Cement-Taxing Clean Energy Act Faces Stratospheric Senate Climb

Critics of the American Clean Energy and Security Act of 2009, which passed the U.S. House and foreshadows steep future taxes on portland cement and other products of energy-intensive processing, guarantee a rough ride for the legislation in the Senate later this year

Sources: CP staff; Portland Cement Association, Skokie, Ill.

Critics of the American Clean Energy and Security Act of 2009, which passed the U.S. House and foreshadows steep future taxes ($10-37/ton, 2020-2050) on portland cement and other products of energy-intensive processing, guarantee a rough ride for the legislation in the Senate later this year. Authors Henry Waxman (D-CA) and Edward Markey (D-MA) outline an emissions-trading program–dubbed cap and trade–geared to sharply reduce the volume of carbon dioxide and other so-called greenhouse gases generated in fossil fuel combustion. It would force cement, steel and energy producers to purchase credits allowing greenhouse gas emissions. Federal bureaucrats would gradually shrink the country’s total emissions pool toward Waxman-Markey’s key benchmarks, set against net U.S. emissions in 2005: 17 percent reduction by 2020, 83 percent by 2050.

In a terse June 26 statement following the 219-212 vote, House Minority Leader John Boehner (D-OH) noted, Speaker [Nancy] Pelosi’s national energy tax is a bureaucratic nightmare that will cost families more than ever for electricity, gasoline, food, and other products, and cost millions of American workers their jobs. This is a tax on anyone who drives a car, buys an American-made product, or flips on a light switch. It will send millions of jobs overseas to countries like China and India, and place an especially heavy burden on rural America.

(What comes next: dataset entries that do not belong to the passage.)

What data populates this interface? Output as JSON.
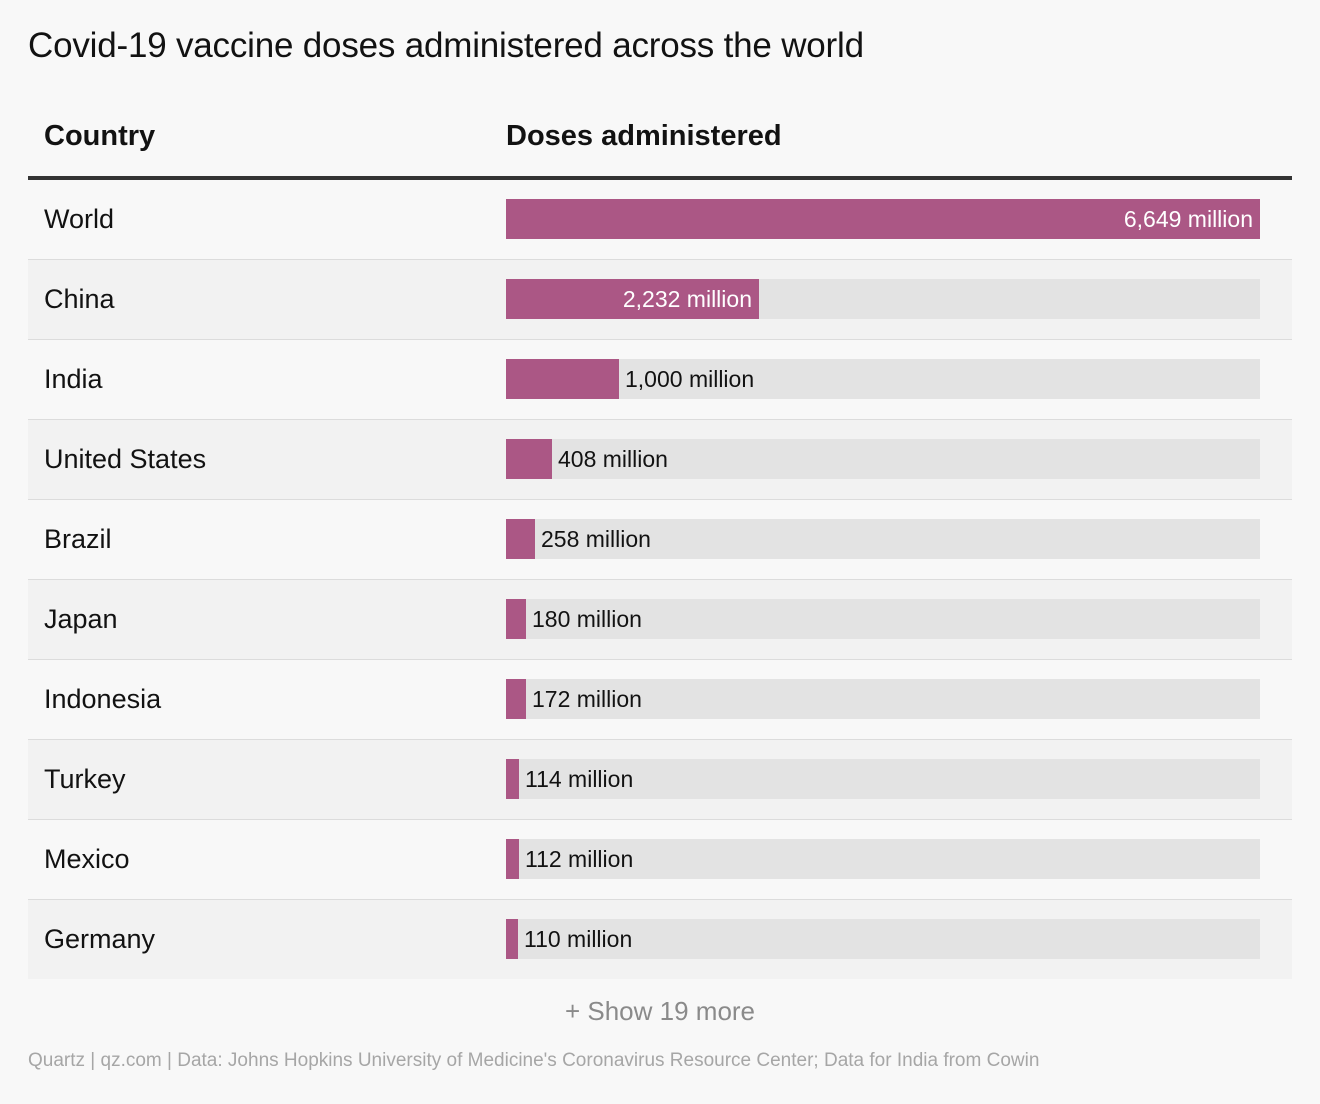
{
  "title": "Covid-19 vaccine doses administered across the world",
  "header": {
    "country": "Country",
    "doses": "Doses administered"
  },
  "show_more": "+ Show 19 more",
  "footer": "Quartz | qz.com | Data: Johns Hopkins University of Medicine's Coronavirus Resource Center; Data for India from Cowin",
  "colors": {
    "bar": "#ab5785",
    "track": "#e3e3e3"
  },
  "chart_data": {
    "type": "bar",
    "orientation": "horizontal",
    "title": "Covid-19 vaccine doses administered across the world",
    "xlabel": "Doses administered",
    "ylabel": "Country",
    "unit": "million",
    "xlim": [
      0,
      6649
    ],
    "categories": [
      "World",
      "China",
      "India",
      "United States",
      "Brazil",
      "Japan",
      "Indonesia",
      "Turkey",
      "Mexico",
      "Germany"
    ],
    "values": [
      6649,
      2232,
      1000,
      408,
      258,
      180,
      172,
      114,
      112,
      110
    ],
    "labels": [
      "6,649 million",
      "2,232 million",
      "1,000 million",
      "408 million",
      "258 million",
      "180 million",
      "172 million",
      "114 million",
      "112 million",
      "110 million"
    ]
  }
}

House Democratic leaders managed to squeeze the 1,510-page energy-rationing bill through the House÷by filling it full of payoffs to special interests, noted Myron Ebell, director of Energy and Global Warming Policy at the Competitive Enterprise Institute, Washington, D.C. Once people find out what’s in it, the bill will become an embarrassment to everyone who voted for it. Waxman-Markey has no future in the Senate, and with any luck this first victory for energy-rationing legislation will be the last. I congratulate Minority Leader John Boehner (R-OH) and Rep. Joe Barton (R-TX) for their magnificent leadership against the bill.